BMS-690514, a novel panHER/
vascular endothelial growth factor receptor (VEGFR) inhibitor described here, exerted antiproliferative and proapoptotic effects on NSCLC cell lines, with prominent efficacy on H1975 cells expressing the T790M mutation. In this model,
BMS-690514 induced a G(1) cell cycle arrest, as well as ultrastructural hallmarks of apoptosis, mitochondrial release of
cytochrome c, and activation of
caspases involved in the intrinsic (e.g.,
caspase-2,
caspase-3,
caspase-7, and
caspase-9), but not in the extrinsic (e.g., caspase-8), pathway.

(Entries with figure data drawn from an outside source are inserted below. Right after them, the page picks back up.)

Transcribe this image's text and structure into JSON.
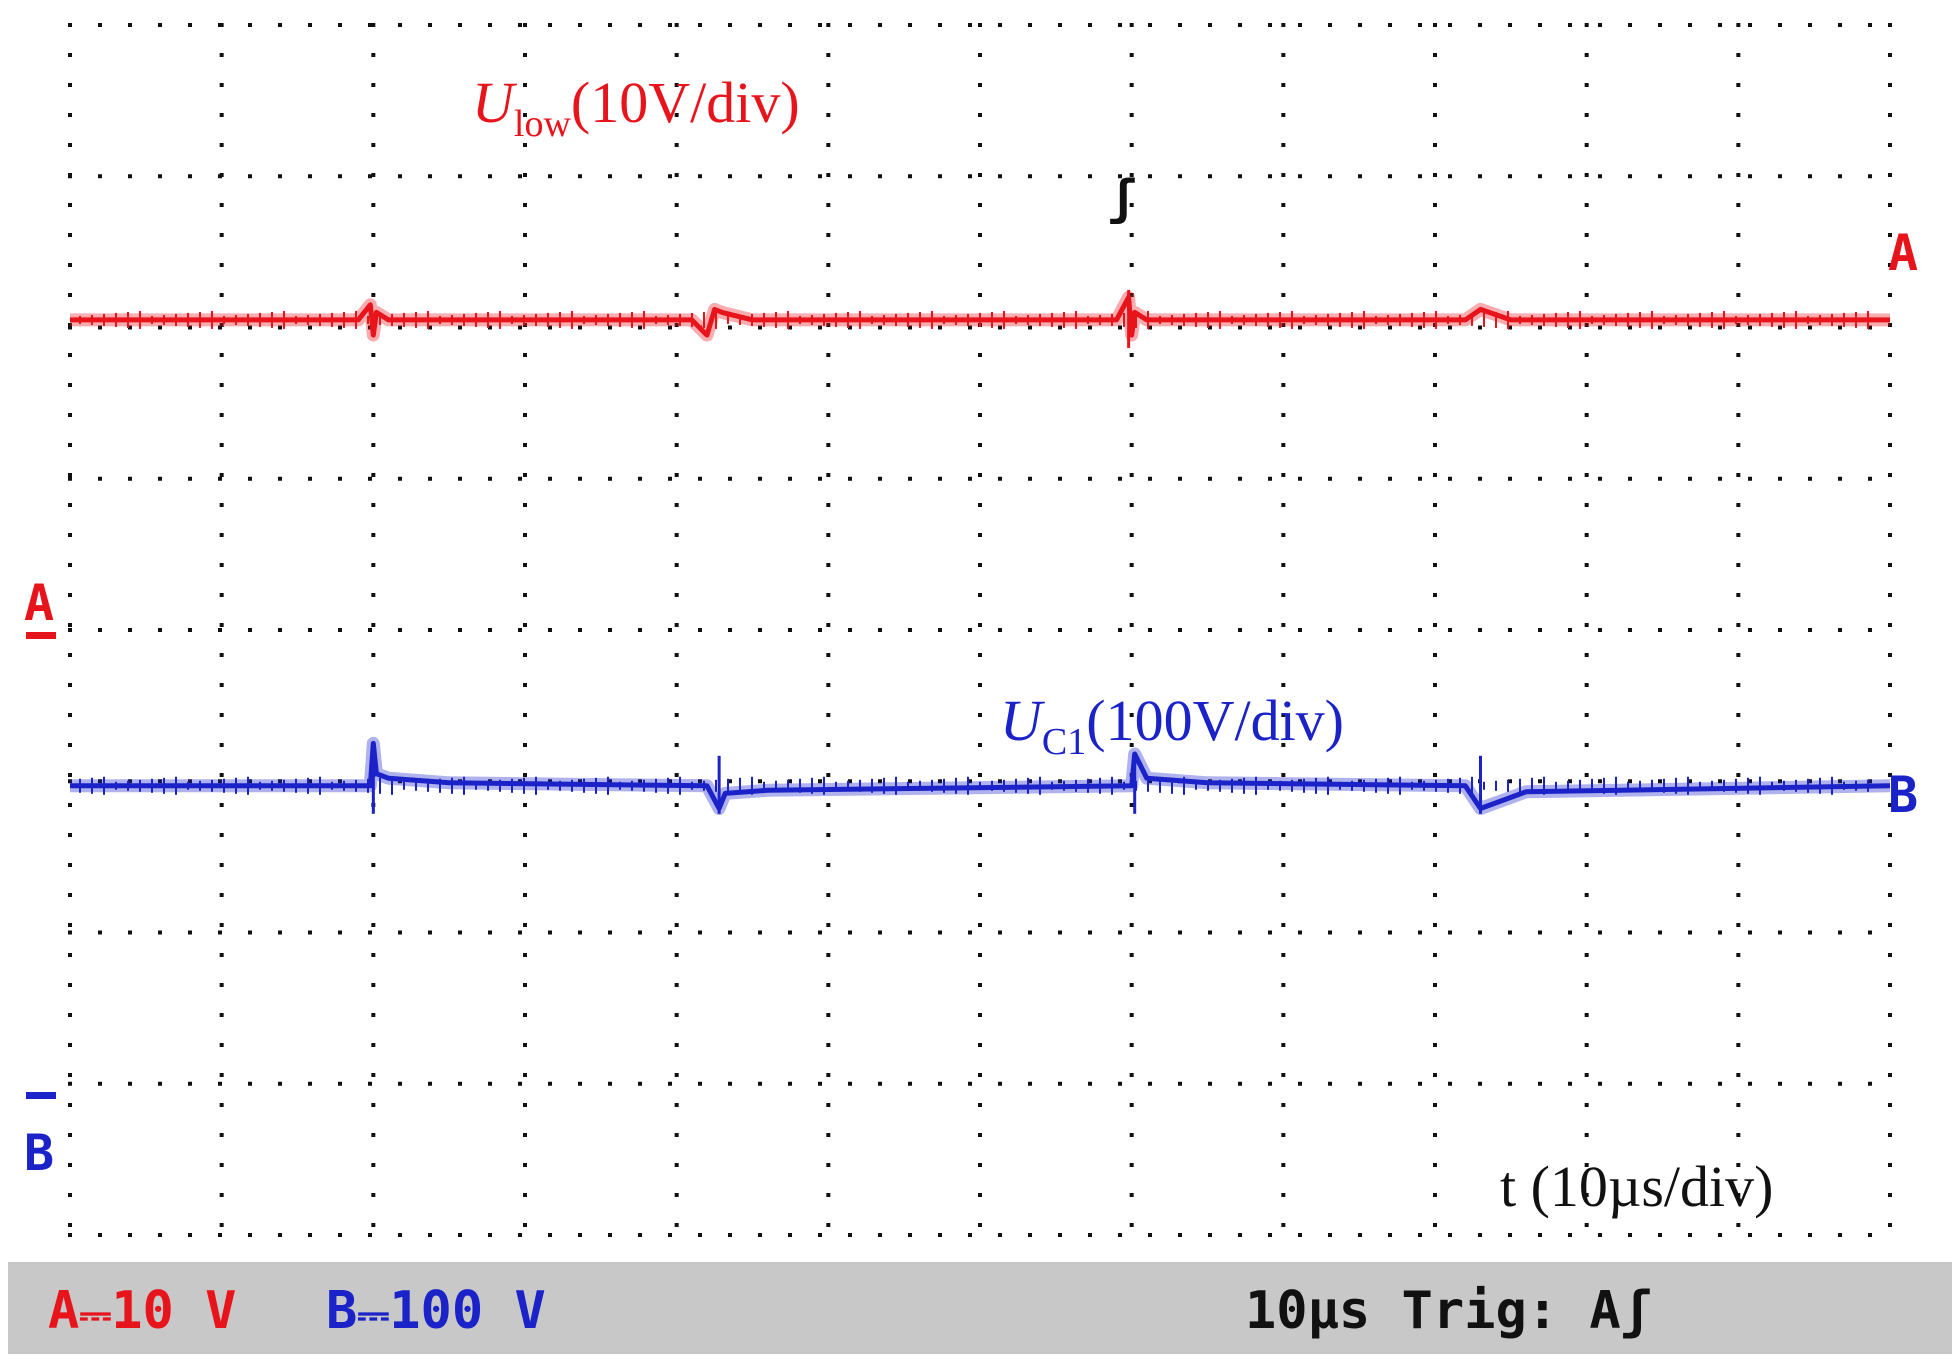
{
  "chart_data": {
    "type": "line",
    "title": "",
    "xlabel": "t (10µs/div)",
    "grid": "dotted",
    "divisions": {
      "x": 12,
      "y": 8
    },
    "series": [
      {
        "name": "Ulow(10V/div)",
        "label_main": "U",
        "label_sub": "low",
        "label_rest": "(10V/div)",
        "channel": "A",
        "color": "#e8141c",
        "scale": "10V/div",
        "ground_div": 2.54,
        "trace_div": 6.05,
        "x": [
          0,
          1.9,
          1.98,
          2.0,
          2.02,
          2.1,
          4.1,
          4.2,
          4.25,
          4.3,
          4.5,
          6.9,
          6.98,
          7.0,
          7.02,
          7.1,
          9.2,
          9.3,
          9.5,
          12.0
        ],
        "y_div": [
          6.05,
          6.05,
          6.15,
          5.95,
          6.1,
          6.05,
          6.05,
          5.95,
          6.12,
          6.1,
          6.05,
          6.05,
          6.2,
          5.95,
          6.1,
          6.05,
          6.05,
          6.12,
          6.05,
          6.05
        ]
      },
      {
        "name": "UC1(100V/div)",
        "label_main": "U",
        "label_sub": "C1",
        "label_rest": "(100V/div)",
        "channel": "B",
        "color": "#1a22c8",
        "scale": "100V/div",
        "ground_div": 0.86,
        "trace_div": 2.97,
        "x": [
          0,
          1.98,
          2.0,
          2.02,
          2.1,
          2.5,
          4.2,
          4.28,
          4.32,
          4.6,
          7.0,
          7.02,
          7.1,
          7.5,
          9.2,
          9.3,
          9.6,
          12.0
        ],
        "y_div": [
          2.97,
          2.97,
          3.25,
          3.05,
          3.02,
          2.99,
          2.97,
          2.82,
          2.92,
          2.94,
          2.97,
          3.18,
          3.02,
          2.99,
          2.97,
          2.82,
          2.93,
          2.97
        ]
      }
    ],
    "trigger_x_div": 7.0
  },
  "status_bar": {
    "ch_a_prefix": "A",
    "ch_a_value": "10 V",
    "ch_b_prefix": "B",
    "ch_b_value": "100 V",
    "timebase_trigger": "10µs Trig: A",
    "trigger_symbol": "ʃ",
    "color_a": "#e8141c",
    "color_b": "#1a22c8",
    "color_text": "#111111",
    "background": "#c8c8c8"
  },
  "markers": {
    "a_right": "A",
    "b_right": "B",
    "a_left": "A",
    "b_left": "B",
    "trigger_glyph": "ʃ"
  }
}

Caspase inhibition conferred partial protection against
BMS-690514 cytotoxicity, pointing to the involvement of both
caspase-dependent and
caspase-independent effector mechanisms. Transcriptome analyses revealed the up-regulation of proapoptotic (e.g., Bim, Puma) and cell cycle inhibitory (e.g., p27(Kip1), p57(Kip2)) factors, as well as the down-regulation of antiapoptotic (e.g., Mcl1), heat shock (e.g., HSP40, HSP70, HSP90), and cell cycle promoting [e.g.,
cyclins B1, D1, and D3;
cyclin-dependent kinase 1 (CDK1); MCM family
proteins;
proliferating cell nuclear antigen (
PCNA)]
proteins. BMS-690514-induced death of H1975 cells was modified in a unique fashion by a panel of small interfering RNAs targeting apoptosis modulators. Down-regulation of components of the
nuclear factor-kappaB survival pathway (e.g., p65, Nemo/
IKK gamma, TAB2) sensitized cells to
BMS-690514, whereas knockdown of proapoptotic factors (e.g., Puma, Bax, Bak,
caspase-2, etc.) and DNA damage-related
proteins (e.g., ERCC1, hTERT) exerted cytoprotective effects.
BMS-690514 is a new pan-HER/VEGFR inhibitor that may become an alternative to
erlotinib for the treatment of NSCLC.